Some of the frost cloths available (including Frost Protek™ Plant Cover) may be left on for extended periods without risk of harming the plant. If you use sheets or blankets, remove the coverings every morning when the temperature under the covering warms to 50° F. Permanently covering plants with sheets or blankets for the duration of the winter can be harmful and is not recommended. Even if the temperature under the drape does not warm up enough to "cook" the plant, it is possible to warm up enough to cause the plant to break dormancy, begin actively growing, and thus become more susceptible to frost damage.
Place in protected locations
Western and southern exposures tend to be warmest. Block walls, rocks and patios collect and reflect the heat of the sun. Firm, bare, moist soil absorbs more heat and loses it more rapidly than soil that is loose, dry, or covered with mulch or vegetation.
Keep plants well watered. Frost injury occurs when ice crystals form on the leaf surface drawing moisture from the leaf tissue. The damage from this dehydration will be less severe if the plant is not already drought-stressed. It is best to keep the moisture level as even as possible.

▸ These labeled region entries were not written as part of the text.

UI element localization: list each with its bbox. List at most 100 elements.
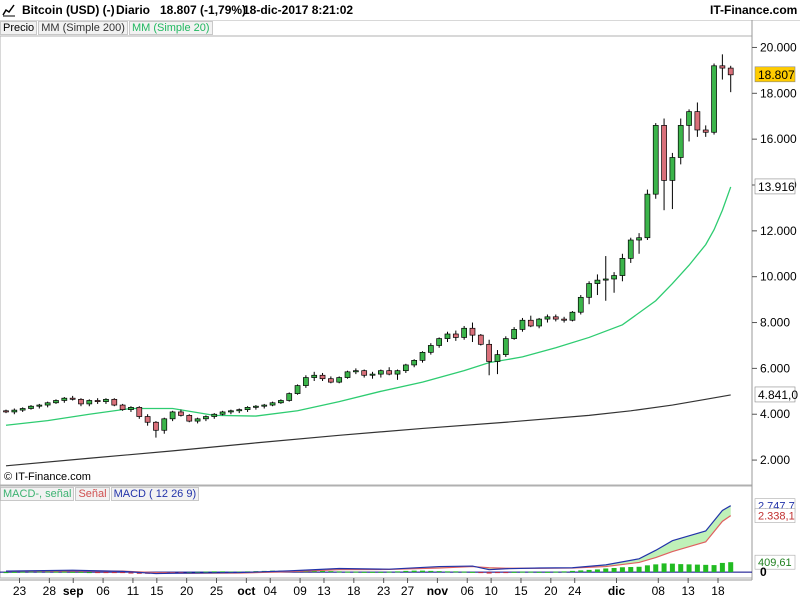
candle (261, 403, 268, 409)
macd-hist-bar (511, 571, 517, 573)
candle-body (169, 411, 176, 420)
macd-hist-bar (569, 570, 575, 573)
x-tick-label: 09 (293, 584, 307, 598)
candle (228, 409, 234, 415)
macd-hist-bar (70, 571, 76, 573)
candle (469, 322, 476, 343)
macd-hist-bar (336, 571, 342, 573)
candle (569, 311, 576, 322)
price-chart[interactable]: 20.00018.00016.00014.00012.00010.0008.00… (0, 0, 800, 600)
candle-body (378, 370, 384, 375)
y-tick-label: 18.000 (760, 86, 797, 100)
y-tick-label: 2.000 (760, 453, 790, 467)
candle-body (469, 327, 476, 336)
macd-hist-bar (436, 571, 442, 573)
candle-body (269, 402, 276, 406)
macd-hist-bar (95, 572, 101, 574)
candle (36, 403, 43, 409)
x-tick-label: 06 (96, 584, 110, 598)
x-tick-label: 04 (264, 584, 278, 598)
macd-hist-bar (478, 572, 484, 574)
macd-hist-bar (561, 571, 567, 573)
candle-body (328, 378, 334, 383)
macd-hist-bar (528, 571, 534, 573)
macd-hist-bar (469, 571, 475, 573)
candle (369, 371, 376, 379)
candle (294, 384, 301, 395)
candle (552, 314, 559, 322)
macd-hist-bar (728, 562, 734, 573)
candle-body (94, 400, 101, 402)
x-tick-label: 18 (347, 584, 361, 598)
last-price-tag: 18.807 (758, 68, 795, 82)
macd-hist-bar (586, 569, 592, 573)
macd-hist-bar (403, 570, 409, 573)
y-tick-label: 12.000 (760, 224, 797, 238)
signal-value-tag: 2.338,1 (758, 511, 795, 523)
candle-body (69, 397, 76, 400)
candle-body (3, 410, 9, 413)
macd-signal-fill (6, 505, 731, 574)
candle (686, 109, 692, 142)
macd-hist-bar (603, 568, 609, 573)
candle (336, 376, 343, 384)
macd-hist-bar (328, 571, 334, 573)
candle (536, 317, 542, 329)
macd-hist-bar (453, 571, 459, 573)
candle (477, 334, 484, 346)
y-tick-label: 10.000 (760, 270, 797, 284)
candle (236, 408, 243, 414)
candle (28, 405, 34, 410)
candle (169, 410, 176, 422)
candle-body (353, 370, 359, 373)
macd-hist-bar (694, 564, 700, 573)
candle (69, 395, 76, 401)
candle-body (319, 374, 326, 380)
y-tick-label: 8.000 (760, 316, 790, 330)
candle (311, 371, 318, 381)
candle-body (519, 319, 526, 330)
macd-hist-bar (78, 571, 84, 573)
candle-body (711, 65, 717, 133)
candle-body (36, 404, 43, 407)
candle-body (677, 125, 684, 158)
candle-body (369, 373, 376, 376)
macd-hist-bar (386, 571, 392, 573)
candle-body (294, 385, 301, 394)
candle (378, 369, 384, 378)
candle (602, 256, 609, 301)
macd-hist-bar (644, 565, 650, 573)
macd-hist-bar (86, 572, 92, 574)
macd-hist-bar (3, 572, 9, 574)
candle-body (536, 318, 542, 327)
price-panel-frame (0, 35, 753, 486)
candle-body (153, 421, 159, 431)
candle (286, 392, 293, 402)
ma20-value-tag: 13.916 (758, 180, 795, 194)
macd-hist-bar (628, 567, 634, 573)
x-tick-label: 20 (544, 584, 558, 598)
x-tick-label: 10 (484, 584, 498, 598)
candle-body (552, 316, 559, 320)
macd-hist-bar (378, 571, 384, 573)
candle-body (311, 374, 318, 378)
candle-body (619, 258, 626, 276)
candle (702, 125, 709, 137)
macd-hist-bar (703, 564, 709, 573)
candle-body (11, 409, 18, 413)
ma20-line (5, 186, 732, 426)
candle (436, 337, 443, 348)
candle-body (186, 415, 193, 422)
candle (319, 372, 326, 381)
macd-hist-bar (661, 563, 667, 573)
macd-hist-bar (486, 572, 492, 574)
candle (636, 233, 642, 254)
candle (669, 152, 676, 210)
candle (19, 407, 26, 412)
candle (186, 414, 193, 423)
candle (619, 253, 626, 282)
watermark: © IT-Finance.com (4, 471, 91, 483)
candle-body (286, 393, 293, 401)
x-tick-label: oct (237, 584, 255, 598)
candle (161, 417, 168, 434)
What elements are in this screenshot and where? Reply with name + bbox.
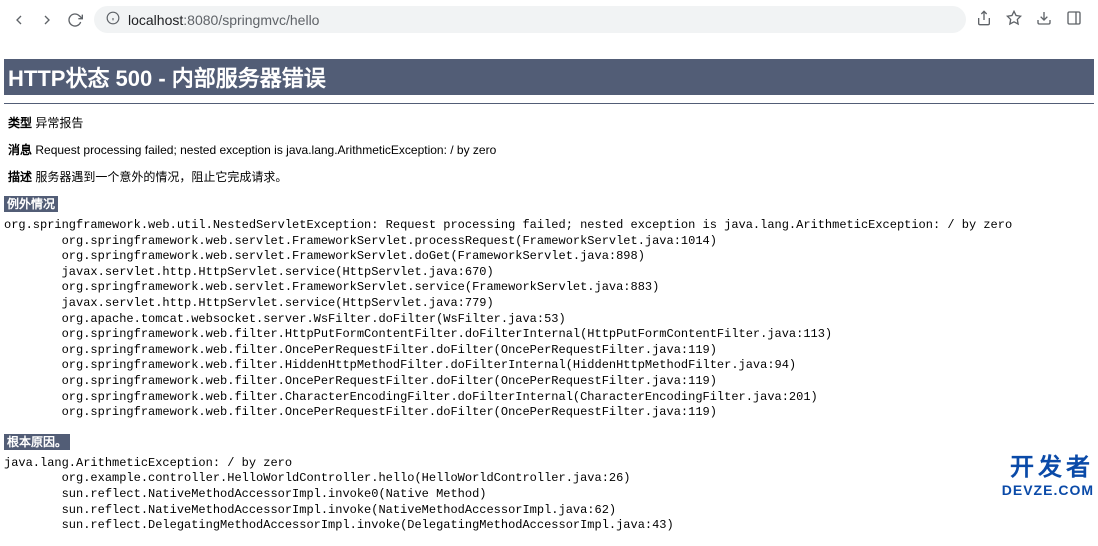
address-bar[interactable]: localhost:8080/springmvc/hello (94, 6, 966, 33)
download-icon[interactable] (1036, 10, 1052, 29)
back-button[interactable] (10, 11, 28, 29)
info-icon[interactable] (106, 11, 120, 28)
url-text: localhost:8080/springmvc/hello (128, 12, 319, 28)
browser-toolbar: localhost:8080/springmvc/hello (0, 0, 1098, 39)
error-description: 描述 服务器遇到一个意外的情况，阻止它完成请求。 (8, 168, 1090, 185)
share-icon[interactable] (976, 10, 992, 29)
error-message: 消息 Request processing failed; nested exc… (8, 141, 1090, 158)
error-page: HTTP状态 500 - 内部服务器错误 类型 异常报告 消息 Request … (0, 59, 1098, 534)
error-title: HTTP状态 500 - 内部服务器错误 (4, 59, 1094, 95)
exception-stacktrace: org.springframework.web.util.NestedServl… (4, 218, 1094, 421)
reload-button[interactable] (66, 11, 84, 29)
panel-icon[interactable] (1066, 10, 1082, 29)
error-type: 类型 异常报告 (8, 114, 1090, 131)
rootcause-stacktrace: java.lang.ArithmeticException: / by zero… (4, 456, 1094, 534)
divider (4, 103, 1094, 104)
exception-header: 例外情况 (4, 195, 1094, 212)
toolbar-right-icons (976, 10, 1088, 29)
rootcause-header: 根本原因。 (4, 433, 1094, 450)
star-icon[interactable] (1006, 10, 1022, 29)
forward-button[interactable] (38, 11, 56, 29)
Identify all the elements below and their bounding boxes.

100- watt electric light bulbs, in an approved outdoor fixture, can provide supplemental heat to covered plants, if needed. Be sure to hang them below the foliage, allowing the heat they generate to rise (within the covered area) and warm the plant. Take care that the bulb is not so close to the trunk, branch, or cover that it could burn.
Using mulch has good and bad points. It insulates against fluctuating surface soil temperatures and guards against too much daytime warm-up that, in turn, would activate plant growth and increase freeze risk. However, it also prevents the capture of heat that could be harnessed to protect a frost sensitive plant.
What not to do
Do not use plastic to cover plants. Plastic is a poor insulator and can harm foliage. Do not prune or throw away frost-damaged plants until they begin growing in the spring. Pruning might stimulate new growth which would be vulnerable to late frosts. The frost-damaged leaves and stems will continue to help trap warm air within the canopy. In addition, the damage is often not nearly as bad as it initially looked; new growth may come out of tissue that you thought was dead. Only after new growth starts in the spring should you prune out dead wood.